Remembering the West Indians Who Built the Panama Canal

Above: the new plaque memorializing West Indian workers at the canal

By the Caribbean Journal staff

The Panama Canal turns 100 on Saturday, and Panama is being joined by countries around the world in celebrating its centennial.

But the dream of the canal would not have been realized if not for the efforts of tens of thousands of West Indians who made the journey from the Caribbean to work on the 10-year project.

Indeed, more than 20,000 people traveled from Barbados to work on the canal, a substantial percentage of the country’s population at the time.

And Jamaican labourers had also been active in infrastructure projects in Panama during the period.

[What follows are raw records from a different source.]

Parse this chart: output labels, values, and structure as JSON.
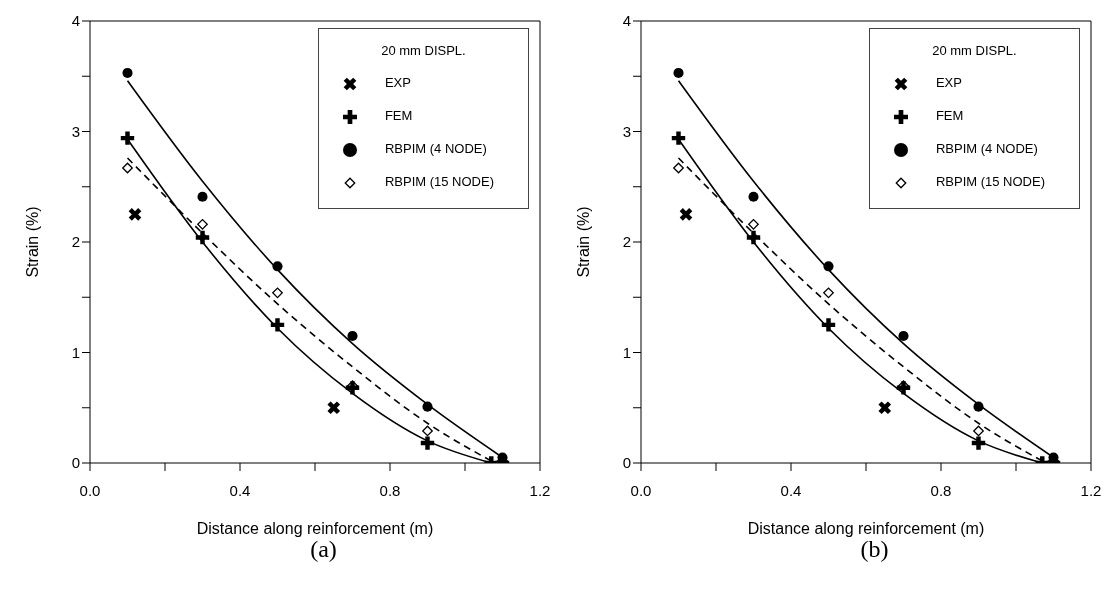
{
  "chart_data": [
    {
      "type": "scatter",
      "xlabel": "Distance along reinforcement (m)",
      "ylabel": "Strain (%)",
      "legend_title": "20 mm DISPL.",
      "legend": "top right",
      "annotations": [
        "(a)"
      ],
      "xlim": [
        0,
        1.2
      ],
      "ylim": [
        0,
        4
      ],
      "xticks": [
        {
          "value": 0,
          "label": "0.0"
        },
        {
          "value": 0.2,
          "label": null
        },
        {
          "value": 0.4,
          "label": "0.4"
        },
        {
          "value": 0.6,
          "label": null
        },
        {
          "value": 0.8,
          "label": "0.8"
        },
        {
          "value": 1.0,
          "label": null
        },
        {
          "value": 1.2,
          "label": "1.2"
        }
      ],
      "yticks": [
        0,
        {
          "value": 0.5,
          "label": null
        },
        1,
        {
          "value": 1.5,
          "label": null
        },
        2,
        {
          "value": 2.5,
          "label": null
        },
        3,
        {
          "value": 3.5,
          "label": null
        },
        4
      ],
      "series": [
        {
          "type": "line",
          "color": "#000000",
          "line_style": "solid",
          "marker": "none",
          "x": [
            0.1,
            0.3,
            0.5,
            0.7,
            0.9,
            1.1
          ],
          "values": [
            3.46,
            2.55,
            1.75,
            1.08,
            0.53,
            0.05
          ]
        },
        {
          "type": "line",
          "color": "#000000",
          "line_style": "solid",
          "marker": "none",
          "x": [
            0.1,
            0.3,
            0.5,
            0.7,
            0.9,
            1.07
          ],
          "values": [
            2.93,
            2.0,
            1.22,
            0.63,
            0.2,
            0
          ]
        },
        {
          "type": "line",
          "color": "#000000",
          "line_style": "dashed",
          "marker": "none",
          "x": [
            0.1,
            0.3,
            0.5,
            0.7,
            0.9,
            1.08
          ],
          "values": [
            2.76,
            2.08,
            1.44,
            0.87,
            0.36,
            0
          ]
        },
        {
          "name": "EXP",
          "color": "#000000",
          "marker": "x",
          "x": [
            0.12,
            0.65
          ],
          "values": [
            2.25,
            0.5
          ]
        },
        {
          "name": "FEM",
          "color": "#000000",
          "marker": "cross",
          "x": [
            0.1,
            0.3,
            0.5,
            0.7,
            0.9,
            1.07,
            1.1
          ],
          "values": [
            2.94,
            2.04,
            1.25,
            0.68,
            0.18,
            0,
            0
          ]
        },
        {
          "name": "RBPIM (4 NODE)",
          "color": "#000000",
          "marker": "circle",
          "x": [
            0.1,
            0.3,
            0.5,
            0.7,
            0.9,
            1.1
          ],
          "values": [
            3.53,
            2.41,
            1.78,
            1.15,
            0.51,
            0.05
          ]
        },
        {
          "name": "RBPIM (15 NODE)",
          "color": "#000000",
          "marker": "diamond",
          "x": [
            0.1,
            0.3,
            0.5,
            0.7,
            0.9,
            1.1
          ],
          "values": [
            2.67,
            2.16,
            1.54,
            0.7,
            0.29,
            0.02
          ]
        }
      ]
    },
    {
      "type": "scatter",
      "xlabel": "Distance along reinforcement (m)",
      "ylabel": "Strain (%)",
      "legend_title": "20 mm DISPL.",
      "legend": "top right",
      "annotations": [
        "(b)"
      ],
      "xlim": [
        0,
        1.2
      ],
      "ylim": [
        0,
        4
      ],
      "xticks": [
        {
          "value": 0,
          "label": "0.0"
        },
        {
          "value": 0.2,
          "label": null
        },
        {
          "value": 0.4,
          "label": "0.4"
        },
        {
          "value": 0.6,
          "label": null
        },
        {
          "value": 0.8,
          "label": "0.8"
        },
        {
          "value": 1.0,
          "label": null
        },
        {
          "value": 1.2,
          "label": "1.2"
        }
      ],
      "yticks": [
        0,
        {
          "value": 0.5,
          "label": null
        },
        1,
        {
          "value": 1.5,
          "label": null
        },
        2,
        {
          "value": 2.5,
          "label": null
        },
        3,
        {
          "value": 3.5,
          "label": null
        },
        4
      ],
      "series": [
        {
          "type": "line",
          "color": "#000000",
          "line_style": "solid",
          "marker": "none",
          "x": [
            0.1,
            0.3,
            0.5,
            0.7,
            0.9,
            1.1
          ],
          "values": [
            3.46,
            2.55,
            1.75,
            1.08,
            0.53,
            0.05
          ]
        },
        {
          "type": "line",
          "color": "#000000",
          "line_style": "solid",
          "marker": "none",
          "x": [
            0.1,
            0.3,
            0.5,
            0.7,
            0.9,
            1.07
          ],
          "values": [
            2.93,
            2.0,
            1.22,
            0.63,
            0.2,
            0
          ]
        },
        {
          "type": "line",
          "color": "#000000",
          "line_style": "dashed",
          "marker": "none",
          "x": [
            0.1,
            0.3,
            0.5,
            0.7,
            0.9,
            1.08
          ],
          "values": [
            2.76,
            2.08,
            1.44,
            0.87,
            0.36,
            0
          ]
        },
        {
          "name": "EXP",
          "color": "#000000",
          "marker": "x",
          "x": [
            0.12,
            0.65
          ],
          "values": [
            2.25,
            0.5
          ]
        },
        {
          "name": "FEM",
          "color": "#000000",
          "marker": "cross",
          "x": [
            0.1,
            0.3,
            0.5,
            0.7,
            0.9,
            1.07,
            1.1
          ],
          "values": [
            2.94,
            2.04,
            1.25,
            0.68,
            0.18,
            0,
            0
          ]
        },
        {
          "name": "RBPIM (4 NODE)",
          "color": "#000000",
          "marker": "circle",
          "x": [
            0.1,
            0.3,
            0.5,
            0.7,
            0.9,
            1.1
          ],
          "values": [
            3.53,
            2.41,
            1.78,
            1.15,
            0.51,
            0.05
          ]
        },
        {
          "name": "RBPIM (15 NODE)",
          "color": "#000000",
          "marker": "diamond",
          "x": [
            0.1,
            0.3,
            0.5,
            0.7,
            0.9,
            1.1
          ],
          "values": [
            2.67,
            2.16,
            1.54,
            0.7,
            0.29,
            0.02
          ]
        }
      ]
    }
  ]
}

To mark that contribution, the United Kingdom’s Foreign Officer Minister for Latin America, Hugo Swire, recently presented a bronze plaque at the Miraflores Locks.

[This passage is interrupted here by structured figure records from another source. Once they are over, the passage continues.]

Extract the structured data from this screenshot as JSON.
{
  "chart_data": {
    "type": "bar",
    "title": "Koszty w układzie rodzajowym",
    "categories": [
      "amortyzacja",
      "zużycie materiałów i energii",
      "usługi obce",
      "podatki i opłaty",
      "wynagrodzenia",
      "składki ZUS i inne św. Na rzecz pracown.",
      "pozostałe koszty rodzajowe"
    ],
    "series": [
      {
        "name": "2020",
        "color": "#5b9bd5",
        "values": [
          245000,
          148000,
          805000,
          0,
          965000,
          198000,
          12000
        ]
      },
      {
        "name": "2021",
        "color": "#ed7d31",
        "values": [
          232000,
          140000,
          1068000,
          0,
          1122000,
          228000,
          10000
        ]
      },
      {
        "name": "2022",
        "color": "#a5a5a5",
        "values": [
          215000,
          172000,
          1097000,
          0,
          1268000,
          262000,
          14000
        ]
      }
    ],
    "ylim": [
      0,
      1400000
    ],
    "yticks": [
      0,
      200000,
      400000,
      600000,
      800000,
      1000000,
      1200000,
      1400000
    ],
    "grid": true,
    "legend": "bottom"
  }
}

Swire said he was “enormously honoured to be unveiling today a new bronze plaque here at the Miraflores Locks that will memorialize the important contribution of the people of the British West Indies in the construction of the Canal.”

Swire was joined at the ceremony last month by descendants of those who built the canal.

The plaque was paid for by the British Embassy in Panama, with the agreement of the Panama Canal Authority and in consultation with community groups of West Indians in Panama.

“I hope this plaque will be seen by all the visitors to the Canal for the next 100 years,” Swire said.